Define $2n+2$ points $Q_i$ by
$$
\;\;\;\;\;\;Q_0 = P_0   \quad ; \quad Q_1 = P_0 + V_0   \\
Q_2 = P_1 - V_1   \quad ; \quad Q_3 = P_1 + V_1         \\
Q_4 = P_2 - V_2   \quad ; \quad Q_5 = P_2 + V_2         \\
\vdots \\
Q_{2i} = P_i - V_i   \quad ; \quad Q_{2i+1} = P_i + V_i         \\
\vdots \\
Q_{2n-2} = P_{n-1} - V_{n-1}    \quad ; \quad Q_{2n-1} = P_{n-1} + V_{n-1}         \\
Q_{2n} = P_{n} - V_{n}    \quad ; \quad Q_{2n+1} = P_n
$$
where $V_i$ is the derivative vector of the Catmull-Rom spline at point $P_i$. Typically
$$
V_i = \frac12\left({\frac{P_{i+1}-P_i}{t_{i+1}-t_i}+\frac{P_i-P_{i-1}}{t_i-t_{i-1}}}\right)
$$ 
Then the Catmull-Rom spline is
$$
f(t) = \sum_{i=0}^{2n+1}\phi_i(t)Q_i
$$
You can eliminate the $Q_i$ and $V_i$ using the equations above, and you'll end up with something that's in the form that you want. I think it's still going to be a huge mess, but this approach requires less algebra than the one you were using, I think.

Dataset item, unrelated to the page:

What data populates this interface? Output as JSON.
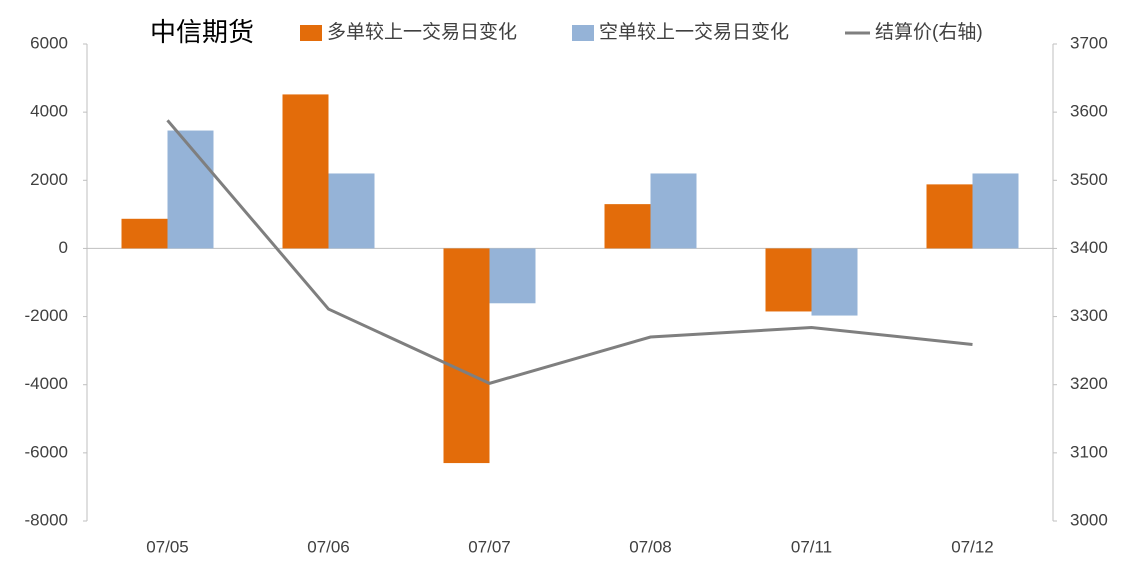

The key idea is to use a b-spline or Bezier representation of the spline, rather than the algebraic one you used. In the b-spline or Bezier forms, the relationship with the interpolated points and derivatives is more direct, so there's less algebra.